Moreover, many over 50s are also still on furlough and there is evidence that older people, once unemployed, are likely to find it more difficult to get back to work and to be more likely to face longer term unemployment.
Some employment law firms say they have seen a rise in age discrimination cases in the last year – Monaco Solicitors tweeted that it had seen a rise in cases, stating “we have definitely seen an increase in age-related enquiries during the pandemic, particularly in redundancy cases and more needs to be done to prevent such discrimination taking place and to encourage age diversity”.
But others have not recorded any significant increase. Slater Heelis says it has not seen a significant rise in age discrimination claims being brought, but has noted the official figures.
However, it points out that age discrimination claims can be brought by older workers as well as those at the younger end of the scale, many of whom are workers on casual or zero hours contracts who have been particularly hit hard over the course of the pandemic.

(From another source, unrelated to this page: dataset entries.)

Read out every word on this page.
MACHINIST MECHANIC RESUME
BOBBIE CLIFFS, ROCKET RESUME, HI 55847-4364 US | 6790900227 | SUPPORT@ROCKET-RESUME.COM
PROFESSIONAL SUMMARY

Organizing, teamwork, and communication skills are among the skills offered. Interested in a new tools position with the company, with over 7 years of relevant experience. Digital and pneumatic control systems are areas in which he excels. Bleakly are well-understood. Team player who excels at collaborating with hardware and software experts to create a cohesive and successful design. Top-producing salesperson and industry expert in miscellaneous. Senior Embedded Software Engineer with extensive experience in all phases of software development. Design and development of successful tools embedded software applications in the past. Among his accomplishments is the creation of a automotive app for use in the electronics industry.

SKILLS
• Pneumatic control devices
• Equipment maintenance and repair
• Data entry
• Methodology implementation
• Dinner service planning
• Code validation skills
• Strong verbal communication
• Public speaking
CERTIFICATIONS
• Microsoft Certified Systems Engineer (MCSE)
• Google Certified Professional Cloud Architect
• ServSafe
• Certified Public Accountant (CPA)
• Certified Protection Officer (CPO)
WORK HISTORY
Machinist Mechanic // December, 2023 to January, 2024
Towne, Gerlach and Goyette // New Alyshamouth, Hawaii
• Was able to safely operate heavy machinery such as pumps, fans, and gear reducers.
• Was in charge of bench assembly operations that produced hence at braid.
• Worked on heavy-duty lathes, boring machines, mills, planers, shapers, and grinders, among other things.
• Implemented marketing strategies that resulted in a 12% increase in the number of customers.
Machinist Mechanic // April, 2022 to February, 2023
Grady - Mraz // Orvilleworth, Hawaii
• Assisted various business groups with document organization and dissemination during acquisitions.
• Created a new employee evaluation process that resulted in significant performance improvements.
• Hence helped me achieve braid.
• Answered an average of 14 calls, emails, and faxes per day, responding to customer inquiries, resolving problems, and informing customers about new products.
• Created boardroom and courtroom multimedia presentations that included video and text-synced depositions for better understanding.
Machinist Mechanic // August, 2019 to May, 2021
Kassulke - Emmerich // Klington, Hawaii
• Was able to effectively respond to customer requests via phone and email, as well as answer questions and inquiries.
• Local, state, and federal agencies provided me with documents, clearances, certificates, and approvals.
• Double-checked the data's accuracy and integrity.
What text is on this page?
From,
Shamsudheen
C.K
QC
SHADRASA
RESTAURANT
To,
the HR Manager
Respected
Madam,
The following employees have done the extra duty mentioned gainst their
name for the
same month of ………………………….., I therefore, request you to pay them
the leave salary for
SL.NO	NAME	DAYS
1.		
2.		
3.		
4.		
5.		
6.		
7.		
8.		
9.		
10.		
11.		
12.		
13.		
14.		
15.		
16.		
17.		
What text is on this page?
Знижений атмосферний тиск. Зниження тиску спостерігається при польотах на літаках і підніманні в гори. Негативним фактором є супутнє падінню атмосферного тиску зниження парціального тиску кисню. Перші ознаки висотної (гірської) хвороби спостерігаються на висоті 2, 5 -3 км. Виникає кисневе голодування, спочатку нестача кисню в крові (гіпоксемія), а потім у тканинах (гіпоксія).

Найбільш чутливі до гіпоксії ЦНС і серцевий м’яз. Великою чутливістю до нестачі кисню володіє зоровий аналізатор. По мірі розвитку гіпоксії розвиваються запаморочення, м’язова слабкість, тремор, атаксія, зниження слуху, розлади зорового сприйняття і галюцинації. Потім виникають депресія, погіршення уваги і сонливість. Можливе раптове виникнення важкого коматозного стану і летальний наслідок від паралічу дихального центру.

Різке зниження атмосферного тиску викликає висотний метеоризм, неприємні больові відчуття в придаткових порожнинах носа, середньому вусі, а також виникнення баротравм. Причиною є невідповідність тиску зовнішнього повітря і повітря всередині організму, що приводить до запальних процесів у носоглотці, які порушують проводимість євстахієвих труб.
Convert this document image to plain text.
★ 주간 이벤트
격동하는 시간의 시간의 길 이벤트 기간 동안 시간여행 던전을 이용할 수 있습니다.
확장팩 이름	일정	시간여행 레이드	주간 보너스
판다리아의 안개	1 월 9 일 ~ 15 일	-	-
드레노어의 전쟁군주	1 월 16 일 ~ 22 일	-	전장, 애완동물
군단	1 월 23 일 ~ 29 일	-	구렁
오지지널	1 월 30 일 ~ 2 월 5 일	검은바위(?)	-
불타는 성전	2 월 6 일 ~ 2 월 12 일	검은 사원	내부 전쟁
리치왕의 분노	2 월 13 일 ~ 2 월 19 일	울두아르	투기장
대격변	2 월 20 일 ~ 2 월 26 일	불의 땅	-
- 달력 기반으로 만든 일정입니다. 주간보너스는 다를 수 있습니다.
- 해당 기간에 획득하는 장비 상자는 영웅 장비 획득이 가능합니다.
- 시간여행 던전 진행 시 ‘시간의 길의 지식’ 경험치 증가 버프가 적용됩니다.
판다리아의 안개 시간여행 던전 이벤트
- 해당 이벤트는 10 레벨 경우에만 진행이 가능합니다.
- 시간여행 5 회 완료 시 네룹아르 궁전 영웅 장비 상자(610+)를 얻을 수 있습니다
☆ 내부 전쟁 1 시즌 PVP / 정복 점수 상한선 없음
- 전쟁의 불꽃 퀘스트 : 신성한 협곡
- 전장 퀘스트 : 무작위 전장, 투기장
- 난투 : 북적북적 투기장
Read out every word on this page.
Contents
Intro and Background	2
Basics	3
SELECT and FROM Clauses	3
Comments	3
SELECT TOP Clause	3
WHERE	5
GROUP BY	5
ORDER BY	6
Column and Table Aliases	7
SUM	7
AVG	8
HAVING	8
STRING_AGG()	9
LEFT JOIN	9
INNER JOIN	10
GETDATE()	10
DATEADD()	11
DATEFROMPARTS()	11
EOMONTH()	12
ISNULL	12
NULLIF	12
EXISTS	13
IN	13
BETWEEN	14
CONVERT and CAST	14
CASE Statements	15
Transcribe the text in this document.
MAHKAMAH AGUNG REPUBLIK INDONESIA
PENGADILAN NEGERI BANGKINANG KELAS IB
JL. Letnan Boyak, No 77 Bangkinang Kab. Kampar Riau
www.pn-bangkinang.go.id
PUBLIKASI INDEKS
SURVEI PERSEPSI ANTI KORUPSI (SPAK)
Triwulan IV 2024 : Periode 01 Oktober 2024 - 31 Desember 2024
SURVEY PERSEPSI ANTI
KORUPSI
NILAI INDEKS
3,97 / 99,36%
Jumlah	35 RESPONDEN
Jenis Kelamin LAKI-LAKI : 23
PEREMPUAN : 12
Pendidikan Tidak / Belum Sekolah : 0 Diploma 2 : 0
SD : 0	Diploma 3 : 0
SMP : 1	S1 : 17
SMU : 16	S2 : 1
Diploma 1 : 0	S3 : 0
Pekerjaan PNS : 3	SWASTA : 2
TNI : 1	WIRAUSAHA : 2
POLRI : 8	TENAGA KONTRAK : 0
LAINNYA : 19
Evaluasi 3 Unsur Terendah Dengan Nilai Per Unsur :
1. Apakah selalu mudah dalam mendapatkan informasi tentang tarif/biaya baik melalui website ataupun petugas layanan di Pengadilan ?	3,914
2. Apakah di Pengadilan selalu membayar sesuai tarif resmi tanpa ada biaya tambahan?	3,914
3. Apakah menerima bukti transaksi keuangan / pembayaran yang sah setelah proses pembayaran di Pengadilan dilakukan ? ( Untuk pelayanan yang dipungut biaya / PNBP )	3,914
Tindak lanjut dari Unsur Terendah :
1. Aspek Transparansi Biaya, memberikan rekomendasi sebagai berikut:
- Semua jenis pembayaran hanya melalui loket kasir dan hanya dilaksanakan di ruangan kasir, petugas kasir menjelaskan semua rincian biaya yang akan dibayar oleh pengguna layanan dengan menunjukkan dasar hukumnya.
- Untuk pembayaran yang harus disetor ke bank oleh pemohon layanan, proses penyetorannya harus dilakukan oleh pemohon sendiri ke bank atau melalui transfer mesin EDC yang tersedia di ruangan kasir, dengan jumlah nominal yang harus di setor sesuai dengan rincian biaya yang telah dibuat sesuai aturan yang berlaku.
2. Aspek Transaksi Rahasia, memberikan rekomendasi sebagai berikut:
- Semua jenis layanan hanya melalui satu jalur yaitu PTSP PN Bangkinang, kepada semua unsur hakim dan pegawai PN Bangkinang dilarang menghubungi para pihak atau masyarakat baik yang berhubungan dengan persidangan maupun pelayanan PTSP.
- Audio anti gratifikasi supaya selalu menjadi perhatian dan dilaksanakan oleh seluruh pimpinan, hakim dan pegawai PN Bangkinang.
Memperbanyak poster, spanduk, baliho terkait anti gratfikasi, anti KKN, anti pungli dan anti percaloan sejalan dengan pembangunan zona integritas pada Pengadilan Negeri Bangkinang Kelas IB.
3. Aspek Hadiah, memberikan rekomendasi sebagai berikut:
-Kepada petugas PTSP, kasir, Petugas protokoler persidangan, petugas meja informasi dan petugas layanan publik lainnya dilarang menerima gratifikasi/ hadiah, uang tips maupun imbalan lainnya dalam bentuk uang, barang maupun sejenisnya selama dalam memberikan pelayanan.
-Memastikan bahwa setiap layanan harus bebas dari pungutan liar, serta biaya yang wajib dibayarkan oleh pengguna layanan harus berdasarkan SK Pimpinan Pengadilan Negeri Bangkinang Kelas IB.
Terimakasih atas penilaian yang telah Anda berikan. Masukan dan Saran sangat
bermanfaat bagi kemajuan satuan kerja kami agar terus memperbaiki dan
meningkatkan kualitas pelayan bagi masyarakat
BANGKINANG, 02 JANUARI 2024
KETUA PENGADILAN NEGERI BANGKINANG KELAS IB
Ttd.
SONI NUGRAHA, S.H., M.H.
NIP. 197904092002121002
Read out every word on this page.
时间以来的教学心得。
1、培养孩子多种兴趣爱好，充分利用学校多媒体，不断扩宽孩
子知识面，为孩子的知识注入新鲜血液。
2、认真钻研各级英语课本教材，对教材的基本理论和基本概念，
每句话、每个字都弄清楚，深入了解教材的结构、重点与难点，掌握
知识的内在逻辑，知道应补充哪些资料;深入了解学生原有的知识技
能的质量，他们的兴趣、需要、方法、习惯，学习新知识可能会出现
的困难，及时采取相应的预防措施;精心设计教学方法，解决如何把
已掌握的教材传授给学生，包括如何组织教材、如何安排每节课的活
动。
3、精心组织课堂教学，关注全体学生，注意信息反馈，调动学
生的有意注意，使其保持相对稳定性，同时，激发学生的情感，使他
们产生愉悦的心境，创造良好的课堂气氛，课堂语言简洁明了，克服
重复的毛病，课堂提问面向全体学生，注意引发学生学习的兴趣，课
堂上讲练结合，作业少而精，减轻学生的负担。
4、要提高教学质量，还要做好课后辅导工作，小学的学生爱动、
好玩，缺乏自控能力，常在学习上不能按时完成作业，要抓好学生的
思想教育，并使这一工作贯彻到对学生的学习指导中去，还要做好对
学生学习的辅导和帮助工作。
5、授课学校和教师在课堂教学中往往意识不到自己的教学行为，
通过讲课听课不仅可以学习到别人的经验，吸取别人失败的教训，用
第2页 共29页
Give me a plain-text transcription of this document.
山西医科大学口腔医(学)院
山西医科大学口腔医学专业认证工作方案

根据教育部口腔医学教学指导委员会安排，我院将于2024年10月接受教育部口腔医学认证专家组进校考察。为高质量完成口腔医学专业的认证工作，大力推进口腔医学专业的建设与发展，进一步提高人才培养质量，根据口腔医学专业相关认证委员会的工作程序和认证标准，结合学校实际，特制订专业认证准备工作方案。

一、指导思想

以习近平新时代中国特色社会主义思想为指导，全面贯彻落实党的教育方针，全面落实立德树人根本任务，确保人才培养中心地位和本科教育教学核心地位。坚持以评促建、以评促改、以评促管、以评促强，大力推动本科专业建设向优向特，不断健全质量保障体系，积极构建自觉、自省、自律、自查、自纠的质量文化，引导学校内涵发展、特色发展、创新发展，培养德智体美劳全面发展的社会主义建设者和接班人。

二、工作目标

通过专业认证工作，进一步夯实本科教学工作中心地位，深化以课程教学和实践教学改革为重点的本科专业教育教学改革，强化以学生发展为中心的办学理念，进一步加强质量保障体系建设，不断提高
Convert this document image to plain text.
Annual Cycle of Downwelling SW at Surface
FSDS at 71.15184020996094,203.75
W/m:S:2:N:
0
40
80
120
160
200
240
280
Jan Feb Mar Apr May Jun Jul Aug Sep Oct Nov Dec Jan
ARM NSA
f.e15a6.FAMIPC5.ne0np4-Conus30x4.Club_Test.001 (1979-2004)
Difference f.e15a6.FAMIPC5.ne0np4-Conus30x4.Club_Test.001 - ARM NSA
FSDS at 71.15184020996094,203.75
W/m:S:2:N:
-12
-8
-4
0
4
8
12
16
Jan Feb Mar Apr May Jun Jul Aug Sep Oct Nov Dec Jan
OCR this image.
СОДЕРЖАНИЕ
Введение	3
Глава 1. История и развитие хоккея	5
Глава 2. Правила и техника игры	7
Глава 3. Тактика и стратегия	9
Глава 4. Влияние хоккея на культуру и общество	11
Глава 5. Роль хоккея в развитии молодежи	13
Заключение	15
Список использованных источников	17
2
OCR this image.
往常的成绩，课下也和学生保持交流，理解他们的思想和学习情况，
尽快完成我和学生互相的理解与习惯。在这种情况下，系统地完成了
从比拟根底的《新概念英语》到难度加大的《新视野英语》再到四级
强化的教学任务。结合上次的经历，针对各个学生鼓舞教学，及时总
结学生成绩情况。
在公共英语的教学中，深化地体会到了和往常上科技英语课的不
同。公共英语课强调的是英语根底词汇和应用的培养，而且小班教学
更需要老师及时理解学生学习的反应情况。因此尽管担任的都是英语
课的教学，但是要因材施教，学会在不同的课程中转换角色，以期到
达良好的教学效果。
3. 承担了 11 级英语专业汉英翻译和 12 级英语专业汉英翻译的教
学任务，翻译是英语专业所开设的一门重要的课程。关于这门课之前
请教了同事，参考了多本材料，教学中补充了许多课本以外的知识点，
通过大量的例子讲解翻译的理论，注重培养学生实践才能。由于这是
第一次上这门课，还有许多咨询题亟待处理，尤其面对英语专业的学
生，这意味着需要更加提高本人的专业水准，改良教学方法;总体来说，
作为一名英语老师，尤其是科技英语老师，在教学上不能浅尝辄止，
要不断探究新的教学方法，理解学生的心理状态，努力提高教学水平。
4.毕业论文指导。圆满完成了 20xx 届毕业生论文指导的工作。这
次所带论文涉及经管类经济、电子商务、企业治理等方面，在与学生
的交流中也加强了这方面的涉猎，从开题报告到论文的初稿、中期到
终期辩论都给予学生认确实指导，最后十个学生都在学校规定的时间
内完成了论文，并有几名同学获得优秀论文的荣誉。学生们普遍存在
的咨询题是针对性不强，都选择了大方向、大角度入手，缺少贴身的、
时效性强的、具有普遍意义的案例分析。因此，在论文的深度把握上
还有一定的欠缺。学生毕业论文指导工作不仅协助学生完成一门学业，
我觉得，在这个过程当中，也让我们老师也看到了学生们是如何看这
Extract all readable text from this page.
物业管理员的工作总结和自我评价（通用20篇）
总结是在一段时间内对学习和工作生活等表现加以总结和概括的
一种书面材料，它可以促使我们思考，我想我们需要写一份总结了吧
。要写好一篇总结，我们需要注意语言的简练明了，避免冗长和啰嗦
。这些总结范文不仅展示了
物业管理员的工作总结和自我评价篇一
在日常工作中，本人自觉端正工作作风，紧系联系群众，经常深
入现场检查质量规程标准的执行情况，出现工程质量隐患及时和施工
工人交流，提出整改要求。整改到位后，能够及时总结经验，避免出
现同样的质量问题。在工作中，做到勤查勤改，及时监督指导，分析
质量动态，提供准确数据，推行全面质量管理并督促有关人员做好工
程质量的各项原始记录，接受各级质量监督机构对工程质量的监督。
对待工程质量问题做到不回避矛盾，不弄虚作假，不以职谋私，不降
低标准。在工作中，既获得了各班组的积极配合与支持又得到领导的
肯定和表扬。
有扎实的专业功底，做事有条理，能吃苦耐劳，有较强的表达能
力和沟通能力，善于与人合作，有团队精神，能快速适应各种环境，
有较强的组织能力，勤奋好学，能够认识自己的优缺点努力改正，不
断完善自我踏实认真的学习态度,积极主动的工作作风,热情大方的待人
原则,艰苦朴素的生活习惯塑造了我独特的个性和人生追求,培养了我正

It says the increase in age discrimination claims could be down to:
– Workers feeling disadvantaged during the recruitment process on the basis of age;
– Older employees being selected for redundancy over younger colleagues;
– Employers seeking to change terms and conditions as a result of the economic impact of the pandemic;
– Younger workers with casual contracts being targets for redundancy (as a means for employers to avoid liability for statutory redundancy payments);
Also, it says employees with less than the two years’ service required to bring a claim for unfair dismissal may be relying on age as a protected characteristic to bring a claim under the Equality Act 2010 in respect of their dismissal particularly if they did not receive redundancy pay.
Helen Frankland from Slater Heelis says it is something to watch: “Redundancy among over 50s is at an all-time high and with hundreds of thousands of over 50 workers still on furlough, there is a significant chance that there will be further redundancies amongst this age group once the job retention scheme ends.
“Once made redundant, older workers often struggle to secure alternative employment and often feel disadvantaged when applying for jobs compared to their younger counterparts and as a result are more likely to suffer long term unemployment. ONS statistics tell us that unemployment levels amongst workers over 50s has increased in the last year and that they have experienced the biggest percentage increase of all age groups.”